O que é a Doutrina Social da Igreja?

Pároco do Campo Grande, em Lisboa, dá a resposta

O que é a Doutrina Social da Igreja?

  1. O século XIX foi caracterizado por três grandes correntes que influenciaram profundamente toda a organização social: o racionalismo, que vinha já do século XVIII; o marxismo que, em meados do século XIX pôs em questão toda a referência religiosa; a industrialização, que provocou a transferência de populações rurais para as fábricas.

É neste contexto que nasce a “questão social”, isto é, a procura de uma forma justa de lidar com os trabalhadores e com as empresas, onde estes desenvolvem actividade. Entram em confronto dois aspectos fundamentais: o capital, que detém o poder económico, e o trabalho, que garante a produção, indispensável ao lucro da empresa.
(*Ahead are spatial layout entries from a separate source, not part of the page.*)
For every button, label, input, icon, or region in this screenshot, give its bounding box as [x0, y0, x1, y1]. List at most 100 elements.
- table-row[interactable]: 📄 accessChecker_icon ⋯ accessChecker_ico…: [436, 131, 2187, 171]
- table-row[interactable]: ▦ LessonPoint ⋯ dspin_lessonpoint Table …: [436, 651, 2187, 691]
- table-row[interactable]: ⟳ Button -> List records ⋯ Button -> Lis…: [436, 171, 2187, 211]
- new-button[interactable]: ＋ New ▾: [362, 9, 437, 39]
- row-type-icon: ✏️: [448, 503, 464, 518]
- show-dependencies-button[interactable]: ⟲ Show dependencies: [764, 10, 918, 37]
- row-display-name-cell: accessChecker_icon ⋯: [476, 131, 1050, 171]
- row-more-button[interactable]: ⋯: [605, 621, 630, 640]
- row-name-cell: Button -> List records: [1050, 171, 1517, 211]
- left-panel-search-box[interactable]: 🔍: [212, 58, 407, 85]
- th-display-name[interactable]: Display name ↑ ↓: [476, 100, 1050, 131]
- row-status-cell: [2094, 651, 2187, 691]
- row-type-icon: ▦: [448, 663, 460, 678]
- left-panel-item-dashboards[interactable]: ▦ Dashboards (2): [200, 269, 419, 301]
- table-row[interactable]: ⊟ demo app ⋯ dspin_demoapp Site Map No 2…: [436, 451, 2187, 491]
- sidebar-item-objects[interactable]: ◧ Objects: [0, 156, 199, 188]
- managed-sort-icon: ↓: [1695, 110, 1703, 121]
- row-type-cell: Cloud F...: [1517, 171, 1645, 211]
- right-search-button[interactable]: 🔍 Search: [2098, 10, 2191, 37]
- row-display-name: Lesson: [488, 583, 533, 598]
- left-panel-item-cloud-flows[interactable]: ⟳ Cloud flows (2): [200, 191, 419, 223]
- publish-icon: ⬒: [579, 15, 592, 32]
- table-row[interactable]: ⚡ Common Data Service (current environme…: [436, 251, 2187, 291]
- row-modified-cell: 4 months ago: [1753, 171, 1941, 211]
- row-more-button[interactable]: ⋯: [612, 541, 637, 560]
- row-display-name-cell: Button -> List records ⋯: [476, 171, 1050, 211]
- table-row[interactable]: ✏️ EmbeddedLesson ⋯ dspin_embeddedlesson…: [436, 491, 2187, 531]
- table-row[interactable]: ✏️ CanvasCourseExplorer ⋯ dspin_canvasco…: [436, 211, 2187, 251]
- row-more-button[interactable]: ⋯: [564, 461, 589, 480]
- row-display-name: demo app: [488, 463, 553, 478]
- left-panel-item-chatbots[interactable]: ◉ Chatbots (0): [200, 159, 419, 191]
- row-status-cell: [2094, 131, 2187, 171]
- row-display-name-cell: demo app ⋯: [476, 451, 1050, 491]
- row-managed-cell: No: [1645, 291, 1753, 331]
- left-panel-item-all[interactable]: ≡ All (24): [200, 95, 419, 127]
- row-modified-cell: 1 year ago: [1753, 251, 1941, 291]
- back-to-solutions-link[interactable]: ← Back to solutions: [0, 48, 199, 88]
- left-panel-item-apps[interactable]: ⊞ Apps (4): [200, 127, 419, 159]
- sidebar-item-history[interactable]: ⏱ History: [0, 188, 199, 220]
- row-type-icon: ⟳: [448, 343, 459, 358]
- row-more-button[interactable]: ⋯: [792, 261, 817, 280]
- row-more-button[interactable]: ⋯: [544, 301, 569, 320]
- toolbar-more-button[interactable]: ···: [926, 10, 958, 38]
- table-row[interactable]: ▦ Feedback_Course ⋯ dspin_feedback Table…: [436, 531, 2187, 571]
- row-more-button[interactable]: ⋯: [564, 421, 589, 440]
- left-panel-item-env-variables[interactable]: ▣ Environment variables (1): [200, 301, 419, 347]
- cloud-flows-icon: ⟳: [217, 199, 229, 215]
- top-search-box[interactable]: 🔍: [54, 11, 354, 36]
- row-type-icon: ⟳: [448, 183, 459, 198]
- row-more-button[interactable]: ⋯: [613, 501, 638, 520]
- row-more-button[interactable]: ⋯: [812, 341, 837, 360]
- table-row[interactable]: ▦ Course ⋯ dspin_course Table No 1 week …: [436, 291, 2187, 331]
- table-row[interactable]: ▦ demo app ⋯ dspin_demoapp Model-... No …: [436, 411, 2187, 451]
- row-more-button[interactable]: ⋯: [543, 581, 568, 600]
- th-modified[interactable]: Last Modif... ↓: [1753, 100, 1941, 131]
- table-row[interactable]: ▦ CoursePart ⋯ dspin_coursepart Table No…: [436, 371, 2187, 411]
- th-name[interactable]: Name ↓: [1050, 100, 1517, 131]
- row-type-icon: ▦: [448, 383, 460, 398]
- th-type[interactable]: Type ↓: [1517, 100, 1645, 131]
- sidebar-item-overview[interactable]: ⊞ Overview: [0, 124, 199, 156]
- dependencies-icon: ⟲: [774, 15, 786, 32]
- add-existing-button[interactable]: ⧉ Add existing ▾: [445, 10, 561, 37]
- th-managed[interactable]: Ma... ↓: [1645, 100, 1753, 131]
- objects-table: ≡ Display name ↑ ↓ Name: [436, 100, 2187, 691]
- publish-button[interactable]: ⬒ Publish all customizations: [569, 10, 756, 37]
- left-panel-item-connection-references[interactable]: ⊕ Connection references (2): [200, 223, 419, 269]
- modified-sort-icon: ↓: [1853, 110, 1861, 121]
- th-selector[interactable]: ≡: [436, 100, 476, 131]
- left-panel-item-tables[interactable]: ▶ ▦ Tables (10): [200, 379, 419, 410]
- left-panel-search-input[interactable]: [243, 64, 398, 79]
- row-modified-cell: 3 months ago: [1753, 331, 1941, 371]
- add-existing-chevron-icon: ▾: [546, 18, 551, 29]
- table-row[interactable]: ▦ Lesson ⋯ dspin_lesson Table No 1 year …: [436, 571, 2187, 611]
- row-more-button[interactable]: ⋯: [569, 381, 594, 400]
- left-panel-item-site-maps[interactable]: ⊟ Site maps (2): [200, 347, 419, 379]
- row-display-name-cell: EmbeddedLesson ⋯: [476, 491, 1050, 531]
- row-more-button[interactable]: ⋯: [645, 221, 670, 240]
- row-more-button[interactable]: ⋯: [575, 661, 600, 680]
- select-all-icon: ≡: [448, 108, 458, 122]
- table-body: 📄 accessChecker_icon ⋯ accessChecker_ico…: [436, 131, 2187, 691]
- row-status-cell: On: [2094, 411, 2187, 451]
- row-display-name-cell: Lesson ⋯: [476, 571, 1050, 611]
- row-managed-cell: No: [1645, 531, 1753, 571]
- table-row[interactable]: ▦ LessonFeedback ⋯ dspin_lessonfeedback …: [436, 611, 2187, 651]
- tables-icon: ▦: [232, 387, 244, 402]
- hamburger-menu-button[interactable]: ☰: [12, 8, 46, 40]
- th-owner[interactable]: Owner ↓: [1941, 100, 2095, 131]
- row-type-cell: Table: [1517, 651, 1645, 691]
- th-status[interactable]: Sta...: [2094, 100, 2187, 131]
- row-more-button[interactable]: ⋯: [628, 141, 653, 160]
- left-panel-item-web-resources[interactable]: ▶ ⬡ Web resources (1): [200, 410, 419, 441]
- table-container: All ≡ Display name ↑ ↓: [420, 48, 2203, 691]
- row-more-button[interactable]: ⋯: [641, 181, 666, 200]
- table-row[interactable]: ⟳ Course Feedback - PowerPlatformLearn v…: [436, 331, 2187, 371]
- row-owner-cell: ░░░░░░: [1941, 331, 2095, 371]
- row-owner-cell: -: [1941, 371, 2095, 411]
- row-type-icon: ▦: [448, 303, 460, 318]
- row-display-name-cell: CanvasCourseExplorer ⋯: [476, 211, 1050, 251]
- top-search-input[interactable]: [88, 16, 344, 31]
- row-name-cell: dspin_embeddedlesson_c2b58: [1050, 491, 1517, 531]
As organizações dos trabalhadores, surgidas no final do século XIX, começam a intervir exigindo salários justos, descanso suficiente, participação nos lucros, apoio nas questões de saúde e tantas outras condições fundamentais para a dignidade humana. A esta situação complexa passa a chamar-se “questão social”.

 

  1. Foi o Papa Leão XIII, sensível aos problemas do mundo e consciente de que a Igreja não podia ficar indiferente, quem publicou a celebérrima encíclica “Rerum novarum”. Leão XIII faz a defesa do trabalhador face ao capital e, simultaneamente, dá prioridade a este perante a tentação empresarial do lucro sem medida. A “Rerum novarum” sublinha quatro orientações fundamentais, a ter em consideração para o equilíbrio do processo de industrialização, contraria a tentação do lucro exagerado nas empresas e defende o trabalhador, o qual não podia nunca viver em condição de escravo. Quais são estas linhas de força?
  • A defesa intransigente da dignidade humana, a respeitar sempre e em todas as circunstâncias, contrariando o desprezo a que muitos trabalhadores estavam sujeitos.
  • A procura constante do bem comum, vencendo a tendência de privilegiar alguns e de sacrificar a grande maioria, uma vez que os ricos começavam a ser mais ricos e aumentava a população dos mais pobres.
  • A proposta de simplificar as intervenções nas empresas e na sociedade, mediante a subsidiariedade necessária para dar a cada um, ao seu nível, a responsabilidade das decisões.
  • A promoção da solidariedade, indispensável para ir ao encontro dos mais pobres e mais necessitados, também eles com direito ao trabalho e à promoção do bem comum.

A justiça, o dar a cada um aquilo a que tem direito, passou a ser a regra fundamental das relações sociais, garantindo a subsistência e a promoção de todos os trabalhadores.

 

  1. A Igreja não se tem cansado de fazer a defesa dos trabalhadores, seja qual for o campo da sua actividade humana. Foi Pio XI quem escreveu e publicou a encíclica “Quadragesimo anno”, quarenta anos depois da publicação de Leão XIII. Paulo VI publicou a encíclica “Octogesima adveniens” e João Paulo II a “Centesimus annus”, evocando a mesma visão da Igreja sobre a questão social. Mais tarde, este mesmo Papa ofereceu à Igreja e ao mundo a encíclica “Laborem exercens”, sobre a dignidade do trabalho humano.

Todos estes são textos significativos que revelam a preocupação dos pontífices pelos problemas sociais. Um dos documentos mais importantes de Paulo VI, a encíclica “Populorum progressio”, sublinha esta mesma preocupação. Por outro lado, o Papa Francisco, na exortação apostólica “Evangelii gaudium”, diz mesmo que a confissão de fé se realiza pela acção e intervenção social.

A questão social sublinha a importância do equilíbrio entre o capital e o trabalho. Só na harmoniosa complementaridade dos dois se pode garantir para todos a justiça indispensável. Tem sido esta a preocupação da Igreja nos dois últimos séculos.